Le RND, risque lui aussi de perdre des plumes, bien qu'il soit plus stable et plus serein du fait qu'il ne semble pas avoir jusqu'à présent de problèmes de leadership. Le seul rival naturel de Ahmed Ouyahia ne peut pas avoir de prétentions présidentielles. Il s'agit, bien entendu de Abdelkader Bensalah, le président du Conseil de la nation, qui, dans l'hypothèse posée plus haut, sera le président de la république par intérim et n'aura donc pas le droit d'être candidat aux élections présidentielles.
Ahmed Ouyahia, secrétaire général du parti semble celui qui est le mieux placé pour prétendre à l'héritage de Bouteflika. Mais c'est compter sans ce dernier qui semble refuser tout ce qui peut lui rappeler son départ du pouvoir. Il peut donc faire en sorte d'éliminer un potentiel remplaçant de la scène politique, en le destituant de son poste et en lui créant des problèmes insurmontables au sein du parti qu'il dirige (les potentiels «redresseurs» sont légion dans les partis politiques nationaux).
Cela est bien entendu vrai pour tous les autres potentiels concurrents. La révision constitutionnelle en cours est une démonstration magistrale de l'absence totale chez son auteur d'une vision prospective du devenir du pays, que les citoyens sont en droit d'attendre du premier responsable de l'Etat. Elle met en évidence que tout ce qui a de l'importance pour lui, c'est l'instant présent et l'exercice solitaire du pouvoir qu'il a mis beaucoup de temps à récupérer et consolider et dont il veut jouir sans retenue et surtout, sans à avoir peur d'une quelconque concurrence et de l'avenir.

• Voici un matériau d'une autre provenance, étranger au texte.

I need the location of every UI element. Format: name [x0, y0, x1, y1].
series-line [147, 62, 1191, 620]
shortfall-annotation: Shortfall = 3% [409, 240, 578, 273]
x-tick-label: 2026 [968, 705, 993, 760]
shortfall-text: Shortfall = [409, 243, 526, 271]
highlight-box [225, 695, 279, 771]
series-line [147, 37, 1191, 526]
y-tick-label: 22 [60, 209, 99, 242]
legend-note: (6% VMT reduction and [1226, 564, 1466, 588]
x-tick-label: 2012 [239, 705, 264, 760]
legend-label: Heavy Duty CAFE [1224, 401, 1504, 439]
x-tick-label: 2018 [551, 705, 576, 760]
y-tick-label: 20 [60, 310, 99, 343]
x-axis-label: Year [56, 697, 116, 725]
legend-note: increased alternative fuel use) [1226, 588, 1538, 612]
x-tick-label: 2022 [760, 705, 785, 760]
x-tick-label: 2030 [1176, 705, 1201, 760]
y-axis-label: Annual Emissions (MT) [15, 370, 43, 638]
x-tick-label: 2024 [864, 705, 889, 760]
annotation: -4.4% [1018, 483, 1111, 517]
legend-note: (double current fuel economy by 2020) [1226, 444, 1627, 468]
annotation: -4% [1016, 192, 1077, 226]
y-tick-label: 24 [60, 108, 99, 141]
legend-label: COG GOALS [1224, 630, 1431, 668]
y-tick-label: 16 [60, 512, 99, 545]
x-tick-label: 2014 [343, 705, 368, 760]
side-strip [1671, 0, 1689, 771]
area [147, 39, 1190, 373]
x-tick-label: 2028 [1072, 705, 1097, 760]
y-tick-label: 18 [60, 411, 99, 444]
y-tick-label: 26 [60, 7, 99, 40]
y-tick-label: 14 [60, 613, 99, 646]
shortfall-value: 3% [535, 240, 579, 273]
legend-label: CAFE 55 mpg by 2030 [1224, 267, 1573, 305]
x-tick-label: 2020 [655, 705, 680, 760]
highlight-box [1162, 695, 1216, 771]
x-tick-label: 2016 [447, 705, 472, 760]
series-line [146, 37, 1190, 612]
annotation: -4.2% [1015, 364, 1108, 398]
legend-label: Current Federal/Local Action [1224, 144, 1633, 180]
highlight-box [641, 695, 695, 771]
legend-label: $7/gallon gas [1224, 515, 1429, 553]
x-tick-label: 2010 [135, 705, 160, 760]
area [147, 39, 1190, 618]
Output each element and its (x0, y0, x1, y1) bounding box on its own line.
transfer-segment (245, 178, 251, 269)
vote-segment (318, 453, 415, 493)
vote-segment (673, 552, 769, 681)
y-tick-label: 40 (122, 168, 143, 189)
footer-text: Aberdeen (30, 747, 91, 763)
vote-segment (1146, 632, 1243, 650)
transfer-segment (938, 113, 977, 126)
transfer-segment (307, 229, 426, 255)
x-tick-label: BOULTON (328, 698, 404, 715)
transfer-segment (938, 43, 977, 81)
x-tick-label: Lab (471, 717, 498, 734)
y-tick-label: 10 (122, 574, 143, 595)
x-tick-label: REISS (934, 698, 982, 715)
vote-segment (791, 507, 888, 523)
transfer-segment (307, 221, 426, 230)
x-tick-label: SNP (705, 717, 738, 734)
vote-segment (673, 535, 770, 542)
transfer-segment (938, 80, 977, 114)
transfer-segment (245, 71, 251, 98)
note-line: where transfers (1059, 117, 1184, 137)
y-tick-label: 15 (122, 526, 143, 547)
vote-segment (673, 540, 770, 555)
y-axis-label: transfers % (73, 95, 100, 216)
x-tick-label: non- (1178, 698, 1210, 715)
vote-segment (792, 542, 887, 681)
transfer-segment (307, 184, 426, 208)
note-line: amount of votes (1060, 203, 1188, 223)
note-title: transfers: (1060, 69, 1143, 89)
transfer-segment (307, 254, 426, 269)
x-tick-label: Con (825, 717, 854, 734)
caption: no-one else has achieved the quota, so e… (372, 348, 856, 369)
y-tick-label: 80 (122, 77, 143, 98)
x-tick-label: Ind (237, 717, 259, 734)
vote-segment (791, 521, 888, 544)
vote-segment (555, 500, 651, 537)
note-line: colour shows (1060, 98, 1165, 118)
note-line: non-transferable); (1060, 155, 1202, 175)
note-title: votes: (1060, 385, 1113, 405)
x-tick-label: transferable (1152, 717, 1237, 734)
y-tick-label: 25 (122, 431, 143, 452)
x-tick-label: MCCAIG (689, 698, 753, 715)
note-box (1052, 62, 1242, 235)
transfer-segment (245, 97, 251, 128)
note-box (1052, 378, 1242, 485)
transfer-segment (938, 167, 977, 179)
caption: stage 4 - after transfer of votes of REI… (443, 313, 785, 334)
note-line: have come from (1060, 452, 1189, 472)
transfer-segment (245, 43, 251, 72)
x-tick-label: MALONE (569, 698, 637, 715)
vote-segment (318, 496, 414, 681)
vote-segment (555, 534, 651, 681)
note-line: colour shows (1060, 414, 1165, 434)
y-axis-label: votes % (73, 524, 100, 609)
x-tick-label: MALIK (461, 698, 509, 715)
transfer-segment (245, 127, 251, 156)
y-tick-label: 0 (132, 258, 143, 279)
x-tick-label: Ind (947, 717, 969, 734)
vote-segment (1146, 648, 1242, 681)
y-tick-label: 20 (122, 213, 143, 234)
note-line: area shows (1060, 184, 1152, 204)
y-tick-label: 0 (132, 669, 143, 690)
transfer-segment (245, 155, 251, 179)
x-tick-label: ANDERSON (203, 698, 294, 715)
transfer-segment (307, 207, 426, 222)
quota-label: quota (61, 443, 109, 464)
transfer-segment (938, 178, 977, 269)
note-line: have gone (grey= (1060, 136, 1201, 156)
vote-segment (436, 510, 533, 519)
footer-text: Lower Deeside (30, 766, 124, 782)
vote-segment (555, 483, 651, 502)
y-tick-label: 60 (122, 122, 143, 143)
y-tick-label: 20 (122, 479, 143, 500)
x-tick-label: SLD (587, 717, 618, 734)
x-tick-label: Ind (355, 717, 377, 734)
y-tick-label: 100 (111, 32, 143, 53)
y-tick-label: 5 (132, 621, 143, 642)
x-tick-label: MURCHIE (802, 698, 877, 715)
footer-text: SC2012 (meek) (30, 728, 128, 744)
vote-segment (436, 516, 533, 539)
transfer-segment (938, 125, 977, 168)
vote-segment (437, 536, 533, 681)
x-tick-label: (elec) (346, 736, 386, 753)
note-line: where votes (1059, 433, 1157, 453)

Cela rappelle la situation vécue, il y a quelque temps par un pays voisin, la Tunisie, dont la stabilité gouvernementale a pâti des humeurs changeantes de son président à vie qui a dû subir longtemps les affres d'une gouvernance chaotique d'un Président totalement coupé de la réalité. En Algérie aussi, nous nous trouvons dans la situation de quelqu'un qui a goûté aux délices du pouvoir absolu et qui ne veut en aucun cas le perdre. Est-ce cela qui attend le pays, avec un Président qui tient à rester indéfiniment au pouvoir ?
Rachid Grim : Politologue
Note de renvoi
(1) «La Constitution, une révision… pour quoi faire ?», R. Grim , El Watan des 5 et 6/11/2006.